Preferred proteins include albumins, including ovalbumins.
Particularly preferred proteins include serum albumins of human or
animal origin. Suitable water soluble di- or polyaldehydes include
glyoxal and glutaraldehyde. The adhesive cures within a minute or
less after the application of the aldehyde by spraying a layer over
a coating of the proteinaceous material. Such adhesives are
described further in U.S. Pat. No. 5,385,606 to Kowanko,
incorporated herein by reference.
[0099] Similar adhesives based on proteinaceous material have been
described in U.S. Pat. No. 5,583,114 to Barrows et al.,
incorporated herein by reference. Again, the proteinaceous material
preferably includes serum albumin as a primary component. The
second component includes bifunctional crosslinking agents, with
preferred crosslinking agents including polyethylene glycol with a
molecular weight ranging from about 1,000 to about 15,000. The
polyethylene glycol can be modified to incorporate leaving groups
to activate the crosslinking agent to bind at primary or secondary
amines of the proteins. Suitable leaving groups include, for
example, succinimidyl, maleimidyl, phthamimidyl, other imides,
heterocyclic leaving groups such as imidazolyl, aromatic leaving
groups such as nitrophenyl, and fluorinated alkylsulfone leaving
groups such as tresyl (CF.sub.3--CH.sub.2SO.sub.2--O--). A linking
group can be bonded between the polyethylene glycol and the leaving
group.
[0100] The adhesives can contain additives to modify the mechanical
properties of the adhesive. Suitable additives include, for
example, fillers, softening agents and stabilizers. Representative
fillers include, for example, carbon black and metal oxides,
silicates, acrylic resin powder, and various ceramic powders.
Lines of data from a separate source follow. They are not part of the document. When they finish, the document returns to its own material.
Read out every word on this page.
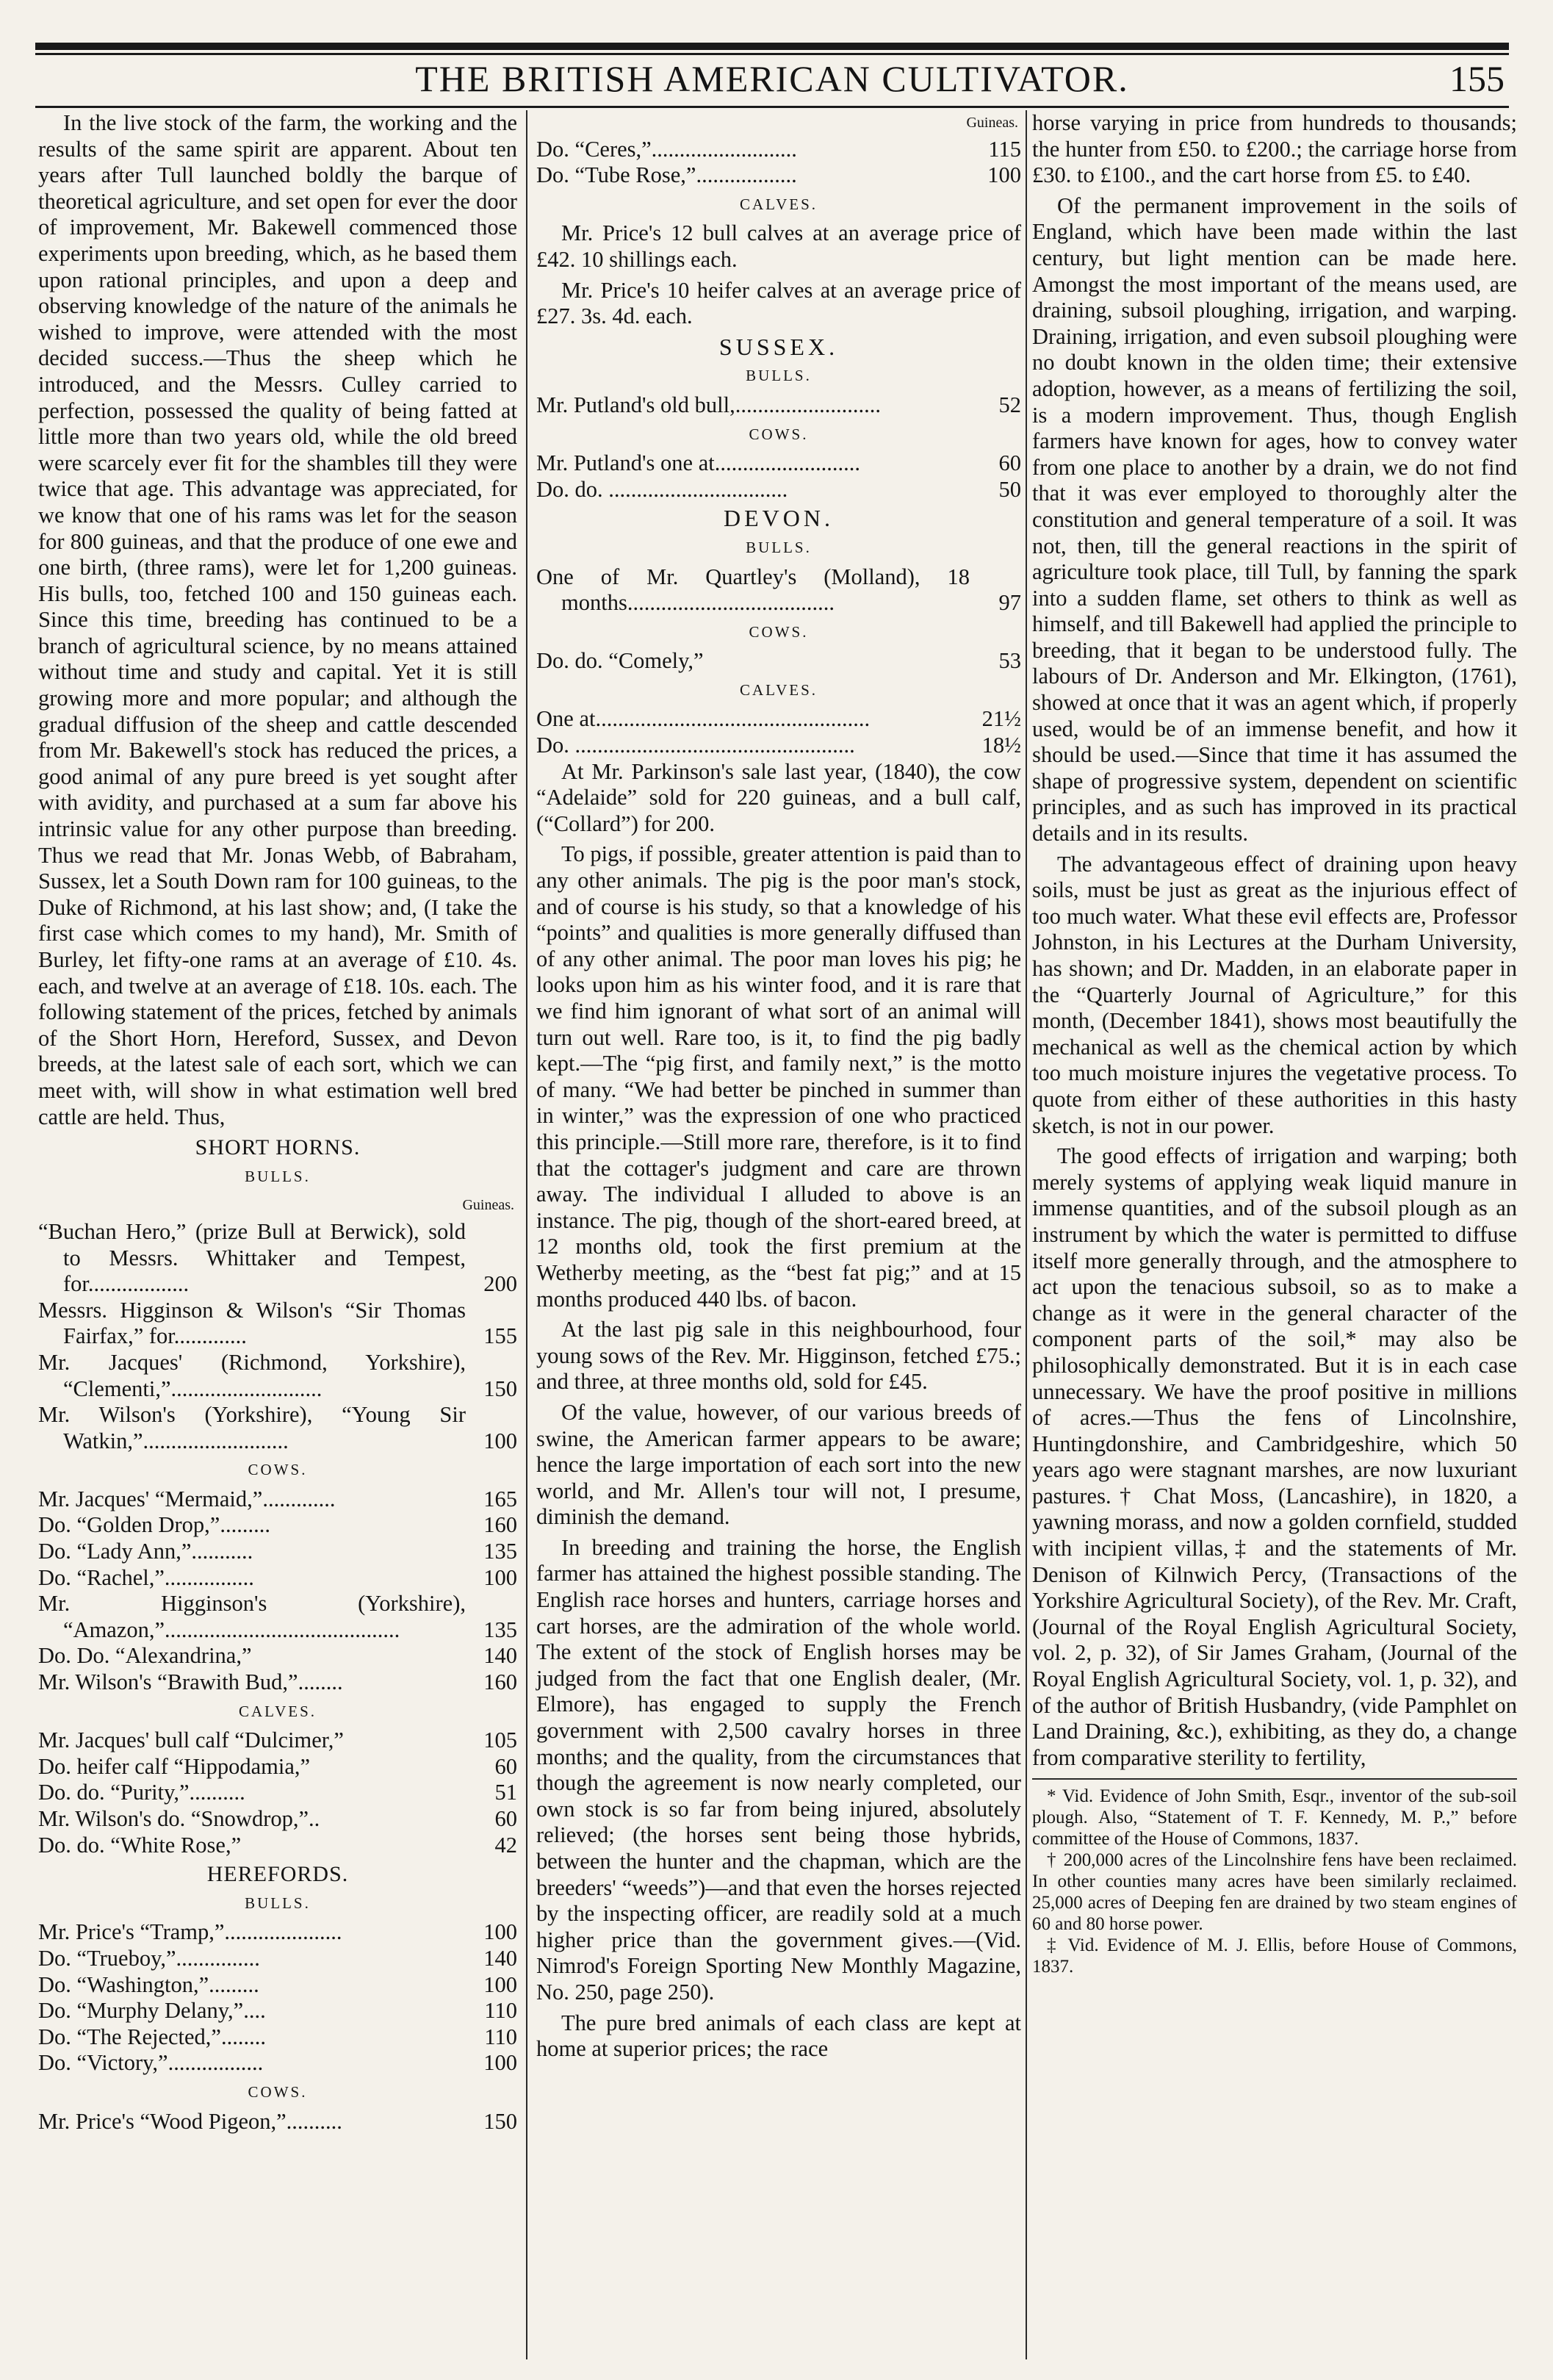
THE BRITISH AMERICAN CULTIVATOR.	155

In the live stock of the farm, the working and the results of the same spirit are apparent. About ten years after Tull launched boldly the barque of theoretical agriculture, and set open for ever the door of improvement, Mr. Bakewell commenced those experiments upon breeding, which, as he based them upon rational principles, and upon a deep and observing knowledge of the nature of the animals he wished to improve, were attended with the most decided success.—Thus the sheep which he introduced, and the Messrs. Culley carried to perfection, possessed the quality of being fatted at little more than two years old, while the old breed were scarcely ever fit for the shambles till they were twice that age. This advantage was appreciated, for we know that one of his rams was let for the season for 800 guineas, and that the produce of one ewe and one birth, (three rams), were let for 1,200 guineas. His bulls, too, fetched 100 and 150 guineas each. Since this time, breeding has continued to be a branch of agricultural science, by no means attained without time and study and capital. Yet it is still growing more and more popular; and although the gradual diffusion of the sheep and cattle descended from Mr. Bakewell's stock has reduced the prices, a good animal of any pure breed is yet sought after with avidity, and purchased at a sum far above his intrinsic value for any other purpose than breeding. Thus we read that Mr. Jonas Webb, of Babraham, Sussex, let a South Down ram for 100 guineas, to the Duke of Richmond, at his last show; and, (I take the first case which comes to my hand), Mr. Smith of Burley, let fifty-one rams at an average of £10. 4s. each, and twelve at an average of £18. 10s. each. The following statement of the prices, fetched by animals of the Short Horn, Hereford, Sussex, and Devon breeds, at the latest sale of each sort, which we can meet with, will show in what estimation well bred cattle are held. Thus,

SHORT HORNS.
BULLS.
Guineas.
“Buchan Hero,” (prize Bull at Berwick), sold to Messrs. Whittaker and Tempest, for..................	200
Messrs. Higginson & Wilson's “Sir Thomas Fairfax,” for.............	155
Mr. Jacques' (Richmond, Yorkshire), “Clementi,”...........................	150
Mr. Wilson's (Yorkshire), “Young Sir Watkin,”..........................	100
COWS.
Mr. Jacques' “Mermaid,”.............	165
Do. “Golden Drop,”.........	160
Do. “Lady Ann,”...........	135
Do. “Rachel,”................	100
Mr. Higginson's (Yorkshire), “Amazon,”..........................................	135
Do. Do. “Alexandrina,”	140
Mr. Wilson's “Brawith Bud,”........	160
CALVES.
Mr. Jacques' bull calf “Dulcimer,”	105
Do. heifer calf “Hippodamia,”	60
Do. do. “Purity,”..........	51
Mr. Wilson's do. “Snowdrop,”..	60
Do. do. “White Rose,”	42
HEREFORDS.
BULLS.
Mr. Price's “Tramp,”.....................	100
Do. “Trueboy,”...............	140
Do. “Washington,”.........	100
Do. “Murphy Delany,”....	110
Do. “The Rejected,”........	110
Do. “Victory,”.................	100
COWS.
Mr. Price's “Wood Pigeon,”..........	150
Guineas.
Do. “Ceres,”..........................	115
Do. “Tube Rose,”..................	100
CALVES.

Mr. Price's 12 bull calves at an average price of £42. 10 shillings each.

Mr. Price's 10 heifer calves at an average price of £27. 3s. 4d. each.

SUSSEX.
BULLS.
Mr. Putland's old bull,..........................	52
COWS.
Mr. Putland's one at..........................	60
Do. do. ................................	50
DEVON.
BULLS.
One of Mr. Quartley's (Molland), 18 months.....................................	97
COWS.
Do. do. “Comely,”	53
CALVES.
One at.................................................	21½
Do. ..................................................	18½

At Mr. Parkinson's sale last year, (1840), the cow “Adelaide” sold for 220 guineas, and a bull calf, (“Collard”) for 200.

To pigs, if possible, greater attention is paid than to any other animals. The pig is the poor man's stock, and of course is his study, so that a knowledge of his “points” and qualities is more generally diffused than of any other animal. The poor man loves his pig; he looks upon him as his winter food, and it is rare that we find him ignorant of what sort of an animal will turn out well. Rare too, is it, to find the pig badly kept.—The “pig first, and family next,” is the motto of many. “We had better be pinched in summer than in winter,” was the expression of one who practiced this principle.—Still more rare, therefore, is it to find that the cottager's judgment and care are thrown away. The individual I alluded to above is an instance. The pig, though of the short-eared breed, at 12 months old, took the first premium at the Wetherby meeting, as the “best fat pig;” and at 15 months produced 440 lbs. of bacon.

At the last pig sale in this neighbourhood, four young sows of the Rev. Mr. Higginson, fetched £75.; and three, at three months old, sold for £45.

Of the value, however, of our various breeds of swine, the American farmer appears to be aware; hence the large importation of each sort into the new world, and Mr. Allen's tour will not, I presume, diminish the demand.

In breeding and training the horse, the English farmer has attained the highest possible standing. The English race horses and hunters, carriage horses and cart horses, are the admiration of the whole world. The extent of the stock of English horses may be judged from the fact that one English dealer, (Mr. Elmore), has engaged to supply the French government with 2,500 cavalry horses in three months; and the quality, from the circumstances that though the agreement is now nearly completed, our own stock is so far from being injured, absolutely relieved; (the horses sent being those hybrids, between the hunter and the chapman, which are the breeders' “weeds”)—and that even the horses rejected by the inspecting officer, are readily sold at a much higher price than the government gives.—(Vid. Nimrod's Foreign Sporting New Monthly Magazine, No. 250, page 250).

The pure bred animals of each class are kept at home at superior prices; the race

horse varying in price from hundreds to thousands; the hunter from £50. to £200.; the carriage horse from £30. to £100., and the cart horse from £5. to £40.

Of the permanent improvement in the soils of England, which have been made within the last century, but light mention can be made here. Amongst the most important of the means used, are draining, subsoil ploughing, irrigation, and warping. Draining, irrigation, and even subsoil ploughing were no doubt known in the olden time; their extensive adoption, however, as a means of fertilizing the soil, is a modern improvement. Thus, though English farmers have known for ages, how to convey water from one place to another by a drain, we do not find that it was ever employed to thoroughly alter the constitution and general temperature of a soil. It was not, then, till the general reactions in the spirit of agriculture took place, till Tull, by fanning the spark into a sudden flame, set others to think as well as himself, and till Bakewell had applied the principle to breeding, that it began to be understood fully. The labours of Dr. Anderson and Mr. Elkington, (1761), showed at once that it was an agent which, if properly used, would be of an immense benefit, and how it should be used.—Since that time it has assumed the shape of progressive system, dependent on scientific principles, and as such has improved in its practical details and in its results.

The advantageous effect of draining upon heavy soils, must be just as great as the injurious effect of too much water. What these evil effects are, Professor Johnston, in his Lectures at the Durham University, has shown; and Dr. Madden, in an elaborate paper in the “Quarterly Journal of Agriculture,” for this month, (December 1841), shows most beautifully the mechanical as well as the chemical action by which too much moisture injures the vegetative process. To quote from either of these authorities in this hasty sketch, is not in our power.

The good effects of irrigation and warping; both merely systems of applying weak liquid manure in immense quantities, and of the subsoil plough as an instrument by which the water is permitted to diffuse itself more generally through, and the atmosphere to act upon the tenacious subsoil, so as to make a change as it were in the general character of the component parts of the soil,* may also be philosophically demonstrated. But it is in each case unnecessary. We have the proof positive in millions of acres.—Thus the fens of Lincolnshire, Huntingdonshire, and Cambridgeshire, which 50 years ago were stagnant marshes, are now luxuriant pastures.† Chat Moss, (Lancashire), in 1820, a yawning morass, and now a golden cornfield, studded with incipient villas,‡ and the statements of Mr. Denison of Kilnwich Percy, (Transactions of the Yorkshire Agricultural Society), of the Rev. Mr. Craft, (Journal of the Royal English Agricultural Society, vol. 2, p. 32), of Sir James Graham, (Journal of the Royal English Agricultural Society, vol. 1, p. 32), and of the author of British Husbandry, (vide Pamphlet on Land Draining, &c.), exhibiting, as they do, a change from comparative sterility to fertility,

* Vid. Evidence of John Smith, Esqr., inventor of the sub-soil plough. Also, “Statement of T. F. Kennedy, M. P.,” before committee of the House of Commons, 1837.

† 200,000 acres of the Lincolnshire fens have been reclaimed. In other counties many acres have been similarly reclaimed. 25,000 acres of Deeping fen are drained by two steam engines of 60 and 80 horse power.

‡ Vid. Evidence of M. J. Ellis, before House of Commons, 1837.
Representative softening agents include, for example, dibutyl
phosphate, dioctylphosphate, tricresylphosphate, tributoxyethyl
phosphates and other esters. Representative stabilizers for the
urethane based polymers include, for example,
trimethyldihydroquinone, phenyl-.beta.-naphthyl amine,
p-isopropoxydiphenylamine, diphenyl-p-phenylene diamine, and the
like. The protein based adhesives can also contain sugars such as
glucose or sucrose to improve solubility, and stabilizers,
including heparin. Fibrin glues can contain additional components,
such as an inhibitor of fibrinolysis (anti-fibrolytic agents), for
example, aprotinin and/or transexamic acid, with calcium
chloride.
[0101] The properties of the adhesive generally are selected based
on the particular application. In particular, the hardening rate
and the adhesive strength can be selected based on the discussion
above by a person of skill in the art.
[0102] Medical Devices
[0103] Preferred medical devices include all medical devices that
contact body fluids and/or tissue. These articles can be organized
generally into three groups: implanted devices, percutaneous
devices and cutaneous devices. Implanted devices broadly include
articles that are fully implanted in a patient, i.e., are
completely internal. Percutaneous devices include items that
penetrate the skin, thereby extending from outside the body into
the body. Cutaneous devices are used superficially, for example, at
a moist membrane, such as within a patient's mouth.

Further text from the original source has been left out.